Brasil

Renan defende depósito de supersalário feito em juízo

Renan Calheiros esclareceu que o corte dos salários foi feito com base em uma decisão do Tribunal de Contas da União (TCU), e considerou a liminar “absurda”


	Presidente do Senado, Renan Calheiros: proposta de Calheiros será ainda discutida com os demais membros da Mesa Diretora do Senado
 (Jane de Araújo/Agência Senado)

Presidente do Senado, Renan Calheiros: proposta de Calheiros será ainda discutida com os demais membros da Mesa Diretora do Senado (Jane de Araújo/Agência Senado)

DR

Da Redação

Publicado em 19 de fevereiro de 2014 às 18h25.

O presidente do Senado, Renan Calheiros (PMDB-AL), disse hoje (19) que pretende depositar em juízo os valores excedentes ao teto constitucional dos salários de funcionários da Casa.

Ontem (18), o ministro Marco Aurélio Mello, do Supremo Tribunal Federal (STF), concedeu liminar ao Sindicato dos Servidores do Legislativo (Sindilegis) permitindo que os funcionários da Câmara e do Senado, que tiveram os salários acima de R$ 29,4 mil cortados, voltem a receber os vencimentos excedentes.

Renan Calheiros esclareceu que o corte dos salários foi feito com base em uma decisão do Tribunal de Contas da União (TCU), e considerou a liminar “absurda”.

“Acho essa decisão um absurdo. Acho que o mais recomendado seja fazer uma folha suplementar para depósito judicial, de modo que as pessoas possam sacar, dependendo da decisão em relação ao mérito da matéria”, defendeu o presidente do Senado.

A proposta de Calheiros será ainda discutida com os demais membros da Mesa Diretora do Senado. Eles irão avaliar se é possível obedecer à liminar, fazendo o depósito em juízo, enquanto aguardam o julgamento, pelo plenário do STF, a respeito dos salários de servidores públicos, acima do teto constitucional.

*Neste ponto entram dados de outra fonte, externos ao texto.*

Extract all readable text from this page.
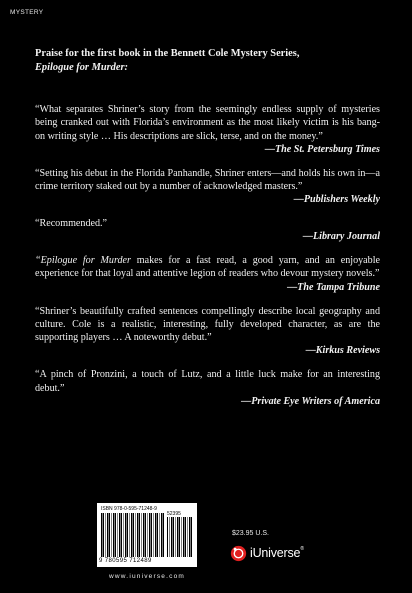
MYSTERY
Praise for the first book in the Bennett Cole Mystery Series,
Epilogue for Murder:

“What separates Shriner’s story from the seemingly endless supply of mysteries being cranked out with Florida’s environment as the most likely victim is his bang-on writing style … His descriptions are slick, terse, and on the money.”

—The St. Petersburg Times

“Setting his debut in the Florida Panhandle, Shriner enters—and holds his own in—a crime territory staked out by a number of acknowledged masters.”

—Publishers Weekly

“Recommended.”

—Library Journal

“Epilogue for Murder makes for a fast read, a good yarn, and an enjoyable experience for that loyal and attentive legion of readers who devour mystery novels.”

—The Tampa Tribune

“Shriner’s beautifully crafted sentences compellingly describe local geography and culture. Cole is a realistic, interesting, fully developed character, as are the supporting players … A noteworthy debut.”

—Kirkus Reviews

“A pinch of Pronzini, a touch of Lutz, and a little luck make for an interesting debut.”

—Private Eye Writers of America
ISBN 978-0-595-71248-9
52395
9 780595 712489
www.iuniverse.com
$23.95 U.S.
iUniverse®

O teto do funcionalismo público é correspondente ao salário dos ministros do STF. Alguns servidores, entretanto, acumulam, ao longo da carreira, gratificações, funções comissionadas e outros benefícios que elevam os rendimentos, ultrapassando os R$ 29,4 mil.

A decisão do TCU, no ano passado, determinou que os salários acima do teto fossem cortados, e os valores recebidos a mais devolvidos pelos servidores.

O Senado acatou imediatamente a decisão, mas o Sindilegis recorreu ao Supremo, alegando que os funcionários não tiveram oportunidade de se defender. Foi com base nesse argumento que o ministro Marco Aurélio concedeu a liminar. Ainda não há data marcada para julgamento do mérito sobre o assunto, pelo plenário da Corte.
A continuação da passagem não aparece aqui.